Easter Sunday, April 16, 2017
Ps. 118:1-2, 14-24; Acts 10:34-43;
Jn. 20:1-18; Matt. 9:18-19, 23-25
It has been almost two years since my last heart surgery. I have described my experiences to some family members and very close friends, but I want you to know that there is Life after Life with God via Jesus Christ.
I underwent the second open-heart surgery on January 28th 2015. I had, like the first surgery, given my life over to God and placed my future in His hands. I considered the day after the second surgery as a really good day. My heart function was better and the recovery felt easier than the previous surgery; I thought things were going well.
It was Super Bowl Sunday for the NFL but for me it was a life struggle and God’s promise revealed. Throughout the game I became very uncomfortable, unable to sleep, severe sweating, back pain and shallow breathing. By 3:40 a.m. I had come to realize my terrible position. I struggled for the nurse call transmitter and uttered, “Somebody, please help me; I’m dying in here.” I collapsed back into the bed.
Medical files and interviews with the medical staff record the following events. The nurse responding to my final plea found me unresponsive. She called a “cold blue.” A quirk in scheduling had two crash teams on duty that night; both came to my aid. The teams went through all the lifesaving procedures without success. They had completed the process three times all without reviving me. Many minutes had gone by; they had nothing else to do . . . I was gone.
But then, I was back. I remember instantaneously becoming totally aware in the hospital bed. My vision was clear and focused without any blurriness as when first wakening. I heard all the sounds; my senses were completely returned along with the pain. The big digital clock on the wall read 4:25 am. The various colors of the hospital staff scrubs were all around me as people began grabbing my arms to insert additional fluids and needles as the team began calling out the monitors’ readings. I was back in the world, and I blurted out indignantly, “Who are you people and what are you doing to me?” They responded that I was in the hospital and they were taking care of me and to “try to relax” and to “stay with us.” I felt sorrowful and told them, “I was going home.” There was some light chuckling and then some shuffling of papers as my home address was passed to the staff at my bedside, and I was informed I was not going home but had to stay in the hospital. I replied loud enough to be heard over the ten or so medical personnel in the room, “Not my home, God’s home.” The room became quieter as my words sank in while they continued their attempts to stabilize my condition.

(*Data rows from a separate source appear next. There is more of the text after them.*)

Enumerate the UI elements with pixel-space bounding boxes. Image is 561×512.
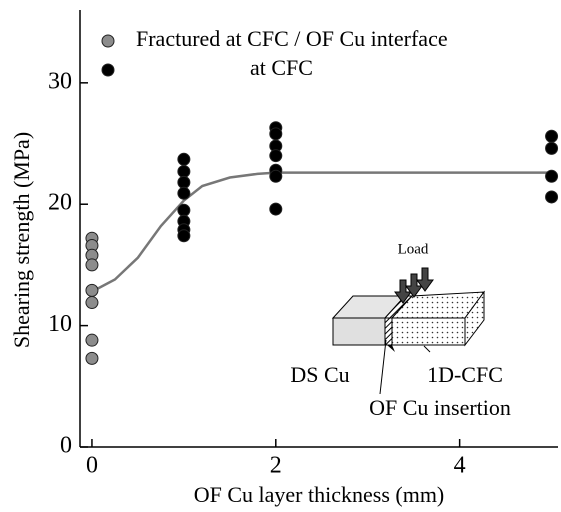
point — [545, 129, 559, 143]
point — [269, 149, 283, 163]
annotation: Load — [398, 241, 429, 257]
point — [177, 203, 191, 217]
point — [177, 186, 191, 200]
point — [85, 283, 99, 297]
point — [269, 127, 283, 141]
x-tick-label: 2 — [270, 453, 282, 479]
legend-label: at CFC — [250, 55, 313, 80]
point — [85, 351, 99, 365]
point — [177, 175, 191, 189]
annotation: OF Cu insertion — [369, 395, 511, 420]
y-tick-label: 20 — [48, 190, 72, 216]
point — [269, 202, 283, 216]
inset-diagram — [331, 267, 486, 395]
point — [177, 152, 191, 166]
fit-curve — [91, 171, 552, 293]
point — [85, 333, 99, 347]
x-axis-title: OF Cu layer thickness (mm) — [194, 482, 445, 507]
x-tick-label: 0 — [86, 453, 98, 479]
x-tick-label: 4 — [454, 453, 466, 479]
point — [85, 258, 99, 272]
point — [545, 190, 559, 204]
annotation: DS Cu — [290, 362, 349, 387]
y-axis-title: Shearing strength (MPa) — [9, 132, 34, 348]
point — [545, 169, 559, 183]
point — [177, 229, 191, 243]
point — [545, 141, 559, 155]
legend-marker — [101, 63, 115, 77]
point — [177, 164, 191, 178]
y-tick-label: 10 — [48, 311, 72, 337]
legend-marker — [101, 34, 115, 48]
y-tick-label: 0 — [60, 433, 72, 459]
point — [269, 169, 283, 183]
y-tick-label: 30 — [48, 68, 72, 94]
point — [85, 296, 99, 310]
legend-label: Fractured at CFC / OF Cu interface — [136, 26, 448, 51]
annotation: 1D-CFC — [427, 362, 503, 387]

Here is why I now say there is life and Life. I have clear memories of my experiences after my final call to the nurse station and collapsing. I have been under general anesthesia a handful of times and have never had any visions or memories while being under. Here, I do. I have the memory of moving through a corridor or passage-way with the soft, warm colors of butterscotch, caramel and milk chocolate. I was traveling to a destination. I had no pain, nor sounds or sensation of all the procedures to revive me. There was the realization of total acceptance; all my years of transgressions were exposed but forgiven; I had no shame. I was in transition. I felt the sensation of total love and acceptance. It felt so welcoming, comforting and warm like a big bear-hug from your largest and dearest friend. I was free of earthly concerns and was being drawn to God. I came to the end of the hall where it opened into what I perceived was a huge arena-like assembly. It could be described like the entry into a stadium from the players’ tunnel. You sense the vastness and the assembly, but you don’t get to see the crowds until you cross the threshold on to the field. I felt “everyone” was there waiting. I was at the entrance of this gathering full of love and acceptance. I can’t define “everyone”; it was a gathering of multitudes. I did sense family, and I was going to be greeted and accepted by all. There was no hesitation to “moving forward” or any concern for the past on my part. I was at the threshold and then . . . .
I was back with instantaneous awareness and pain in the hospital bed, being subjected to the actions of the two code blue crash teams. After many minutes passed, I overheard the call to the cardiologist requesting emergency surgery and describing my condition as a “three-time tombstone maker.” I was far from safe. I was rushed back to intensive care, where I suffered another heart failure and was shocked with the defibrillator again. After two other surgeries, months of recovery and several new implanted cardio devices I am here today.
I knew during the transition that I was so close to God’s promise. I was right there at the threshold to heaven and overwhelming love and acceptance. It would be terrible to think I got right there and was turned back as if I was heading in the wrong direction! I reject that viewpoint with a smile, as I believe in my salvation through Jesus Christ. The feeling of love, the realization that all my sins were washed away and that I was without shame was overwhelming and amazing! I know I was exposed to God’s promise of Life after life.
My story is for you; I hope it helps you in some way to know God Is, and there is Life after life.